In February my son and I were in the living room when we heard a tremendous thud against our glass door.
We have had birds slam into our front window before, but never with this intensity.
My son asked me if that was a bird, I said yes, we had better go outside and check for an injured bird.
When we opened the door, we were greeted by a blizzard of feathers, which I identified as mourning dove.
I told my son to look for the bird, and he discovered a juvenile Coopers’ hawk from the previous years nest perched on my neighbor’s porch!
The hawk was busily eating the dove, and totally fascinated, we watched until he consumed it!
I have seen him many times since then.
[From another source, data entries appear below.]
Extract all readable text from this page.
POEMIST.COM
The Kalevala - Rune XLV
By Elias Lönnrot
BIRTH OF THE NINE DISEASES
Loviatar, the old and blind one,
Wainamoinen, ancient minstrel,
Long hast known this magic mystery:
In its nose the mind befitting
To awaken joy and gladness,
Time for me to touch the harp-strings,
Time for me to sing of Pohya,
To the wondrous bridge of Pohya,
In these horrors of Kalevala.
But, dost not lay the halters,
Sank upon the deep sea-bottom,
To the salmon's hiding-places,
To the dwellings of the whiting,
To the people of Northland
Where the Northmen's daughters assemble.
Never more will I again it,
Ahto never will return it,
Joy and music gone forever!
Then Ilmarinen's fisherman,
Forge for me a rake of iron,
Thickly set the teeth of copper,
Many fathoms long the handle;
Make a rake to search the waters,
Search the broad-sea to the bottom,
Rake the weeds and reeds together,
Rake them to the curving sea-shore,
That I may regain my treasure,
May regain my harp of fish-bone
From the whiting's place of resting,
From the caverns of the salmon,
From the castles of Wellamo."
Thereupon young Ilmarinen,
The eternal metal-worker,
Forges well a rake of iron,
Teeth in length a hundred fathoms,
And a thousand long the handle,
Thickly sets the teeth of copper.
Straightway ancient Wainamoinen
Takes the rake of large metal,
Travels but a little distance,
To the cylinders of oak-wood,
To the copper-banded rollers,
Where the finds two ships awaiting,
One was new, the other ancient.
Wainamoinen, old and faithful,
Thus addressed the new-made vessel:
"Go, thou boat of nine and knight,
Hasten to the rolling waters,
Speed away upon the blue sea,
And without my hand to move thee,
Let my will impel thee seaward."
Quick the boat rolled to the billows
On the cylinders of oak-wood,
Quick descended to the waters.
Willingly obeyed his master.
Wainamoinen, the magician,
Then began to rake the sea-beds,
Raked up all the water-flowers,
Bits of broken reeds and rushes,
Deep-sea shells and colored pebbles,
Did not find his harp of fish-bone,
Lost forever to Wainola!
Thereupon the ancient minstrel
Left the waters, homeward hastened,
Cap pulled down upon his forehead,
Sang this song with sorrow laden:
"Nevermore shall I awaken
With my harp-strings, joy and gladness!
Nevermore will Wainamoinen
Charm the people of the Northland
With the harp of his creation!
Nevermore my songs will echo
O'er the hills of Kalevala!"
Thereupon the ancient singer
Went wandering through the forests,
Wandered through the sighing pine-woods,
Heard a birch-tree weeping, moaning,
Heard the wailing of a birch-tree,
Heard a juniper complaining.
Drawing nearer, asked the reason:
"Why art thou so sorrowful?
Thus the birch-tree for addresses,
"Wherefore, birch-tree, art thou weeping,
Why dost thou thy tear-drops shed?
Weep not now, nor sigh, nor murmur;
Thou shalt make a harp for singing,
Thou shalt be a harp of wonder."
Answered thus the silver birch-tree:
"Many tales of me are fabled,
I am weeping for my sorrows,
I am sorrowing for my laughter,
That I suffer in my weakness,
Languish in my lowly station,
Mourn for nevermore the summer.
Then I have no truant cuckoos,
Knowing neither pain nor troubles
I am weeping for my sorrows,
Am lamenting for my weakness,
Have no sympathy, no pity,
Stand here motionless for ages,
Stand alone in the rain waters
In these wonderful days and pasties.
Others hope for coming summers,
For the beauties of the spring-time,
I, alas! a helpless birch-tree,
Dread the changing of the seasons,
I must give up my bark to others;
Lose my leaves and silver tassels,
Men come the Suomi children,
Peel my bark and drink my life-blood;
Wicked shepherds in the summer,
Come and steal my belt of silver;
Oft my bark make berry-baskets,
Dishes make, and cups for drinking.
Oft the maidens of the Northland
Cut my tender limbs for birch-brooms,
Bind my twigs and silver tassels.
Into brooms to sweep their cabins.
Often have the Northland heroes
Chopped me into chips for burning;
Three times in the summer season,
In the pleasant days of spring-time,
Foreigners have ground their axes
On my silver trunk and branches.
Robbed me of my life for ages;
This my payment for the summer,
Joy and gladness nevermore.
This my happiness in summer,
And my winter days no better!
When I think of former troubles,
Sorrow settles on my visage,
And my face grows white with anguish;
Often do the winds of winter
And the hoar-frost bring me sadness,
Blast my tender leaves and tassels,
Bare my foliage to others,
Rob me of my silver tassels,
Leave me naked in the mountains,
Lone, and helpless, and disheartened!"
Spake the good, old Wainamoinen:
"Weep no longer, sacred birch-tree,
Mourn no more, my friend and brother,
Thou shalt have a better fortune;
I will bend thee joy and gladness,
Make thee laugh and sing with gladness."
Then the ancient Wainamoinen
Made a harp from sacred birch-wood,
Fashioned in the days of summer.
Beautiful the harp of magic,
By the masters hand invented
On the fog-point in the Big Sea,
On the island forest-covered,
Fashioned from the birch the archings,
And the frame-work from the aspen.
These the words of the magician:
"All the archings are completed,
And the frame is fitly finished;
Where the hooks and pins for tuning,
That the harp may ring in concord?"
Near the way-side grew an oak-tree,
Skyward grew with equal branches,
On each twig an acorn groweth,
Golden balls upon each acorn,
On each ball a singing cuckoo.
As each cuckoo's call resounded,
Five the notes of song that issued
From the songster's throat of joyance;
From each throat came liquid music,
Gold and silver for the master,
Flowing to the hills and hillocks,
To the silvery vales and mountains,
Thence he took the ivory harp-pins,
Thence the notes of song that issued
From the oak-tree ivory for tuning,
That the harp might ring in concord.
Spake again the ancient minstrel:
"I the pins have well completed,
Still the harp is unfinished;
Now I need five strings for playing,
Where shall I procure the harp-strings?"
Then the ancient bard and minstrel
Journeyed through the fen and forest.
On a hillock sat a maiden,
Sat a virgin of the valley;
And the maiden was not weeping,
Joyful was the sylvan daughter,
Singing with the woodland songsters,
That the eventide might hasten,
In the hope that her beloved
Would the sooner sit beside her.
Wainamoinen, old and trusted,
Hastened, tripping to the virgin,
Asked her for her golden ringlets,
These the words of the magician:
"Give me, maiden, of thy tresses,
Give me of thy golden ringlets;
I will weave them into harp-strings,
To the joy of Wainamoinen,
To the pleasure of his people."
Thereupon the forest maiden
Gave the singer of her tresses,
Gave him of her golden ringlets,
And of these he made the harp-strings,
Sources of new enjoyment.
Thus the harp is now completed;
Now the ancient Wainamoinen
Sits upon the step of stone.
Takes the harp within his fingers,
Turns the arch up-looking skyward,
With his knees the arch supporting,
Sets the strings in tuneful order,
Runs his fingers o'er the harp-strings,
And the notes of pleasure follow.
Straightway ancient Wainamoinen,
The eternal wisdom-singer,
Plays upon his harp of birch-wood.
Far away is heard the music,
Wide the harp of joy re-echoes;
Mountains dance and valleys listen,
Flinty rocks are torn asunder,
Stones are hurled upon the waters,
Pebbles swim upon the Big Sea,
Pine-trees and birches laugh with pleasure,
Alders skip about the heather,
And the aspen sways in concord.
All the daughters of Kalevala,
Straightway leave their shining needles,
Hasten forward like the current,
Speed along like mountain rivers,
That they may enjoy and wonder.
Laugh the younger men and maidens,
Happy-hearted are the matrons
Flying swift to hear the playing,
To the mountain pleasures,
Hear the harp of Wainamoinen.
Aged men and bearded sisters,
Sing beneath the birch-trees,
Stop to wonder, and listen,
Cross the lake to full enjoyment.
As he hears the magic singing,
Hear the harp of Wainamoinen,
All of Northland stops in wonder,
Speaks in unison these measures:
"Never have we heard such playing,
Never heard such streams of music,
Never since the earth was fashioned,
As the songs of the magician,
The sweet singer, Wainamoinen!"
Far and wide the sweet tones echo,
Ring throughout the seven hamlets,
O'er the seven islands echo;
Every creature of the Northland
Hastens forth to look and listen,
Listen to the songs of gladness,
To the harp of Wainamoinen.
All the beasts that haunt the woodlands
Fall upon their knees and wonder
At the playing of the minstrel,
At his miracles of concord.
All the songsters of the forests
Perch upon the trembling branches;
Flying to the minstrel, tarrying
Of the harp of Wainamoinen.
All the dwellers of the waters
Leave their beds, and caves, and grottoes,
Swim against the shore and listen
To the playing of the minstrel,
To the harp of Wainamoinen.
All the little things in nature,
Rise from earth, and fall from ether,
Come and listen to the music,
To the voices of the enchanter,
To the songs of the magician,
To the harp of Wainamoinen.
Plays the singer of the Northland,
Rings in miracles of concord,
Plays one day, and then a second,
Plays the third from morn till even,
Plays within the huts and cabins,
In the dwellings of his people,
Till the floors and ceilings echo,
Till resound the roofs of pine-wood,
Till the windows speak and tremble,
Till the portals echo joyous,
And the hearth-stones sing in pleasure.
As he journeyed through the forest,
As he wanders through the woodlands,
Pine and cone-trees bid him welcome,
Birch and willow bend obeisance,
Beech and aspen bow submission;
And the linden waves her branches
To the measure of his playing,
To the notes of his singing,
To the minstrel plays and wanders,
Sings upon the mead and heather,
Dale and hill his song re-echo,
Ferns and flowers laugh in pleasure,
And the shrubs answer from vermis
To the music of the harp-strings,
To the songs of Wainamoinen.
I usually hear him call, or I hear the blue jays trying to run him off.
He is still trying to catch the birds at my feeder in the front yard. (I have a ground feeder for the doves).
Thank you for sharing your story!
When we see this type of event playing out it brings such mixed emotion.
But knowing that this is the way it is supposed to work is very good.
It is a completely different to see it play out in real life compared to reading about it or even seeing a video.
I have just added a section to the bottom of my page on Wild Bird Rescue where visitors can share their experiences with wild birds in trouble.
Would you give me permission to add your story?
May I use your first name and location with the story?
Thanks again for sharing your story!
Yes, you are welcome to use my story and name about the Hawk.
I have watched birds since I was five years old, and I am fascinated by raptors.
I feel I am blessed to live in Arkansas, we have an amazing variety of birds, including many birds of prey.
I live by Lake Dardanelle, where there are several established Bald Eagle nests.
At one time, there were three Coopers’ Hawks nests, all within the city limits.
One is located on Prairie creek, very close to the junior high school.
One nest location was unknown to me, but the ornithologist at our university, Arkansas Tech, told me he was monitoring the nest.
The third nest was by the house I had previously lived in, high in a tree in a house behind mine.
The tree was hit by lightening, and the nest was destroyed.
I suspect the pair in my current neighborhood is the same pair from my old neighborhood, as I moved a distance of about ten blocks away.
I have not located this new nest yet as they like to nest in very tall, old trees such as oak, elm, and beech, and the nest is difficult to spot when the trees are fully leafed out.
I will look this winter after the leaves fall.
Even more amazing, I observed this old/new pair mating two winters ago!
You also might want to know that we have a raptor shelter and rehabilitation center right here in Pope county.
It is run by a lady named Lynn Slater. She does not have a website, but she is on Facebook, and she has posted videos of the releases after nursing these marvelous birds back to health.
Thank you for sharing more of your experiences and appreciation of birds of prey. It is wonderful that your area has a shelter and rehabilitation center for raptors.
Please feel free to share more of your wild bird stories as you can.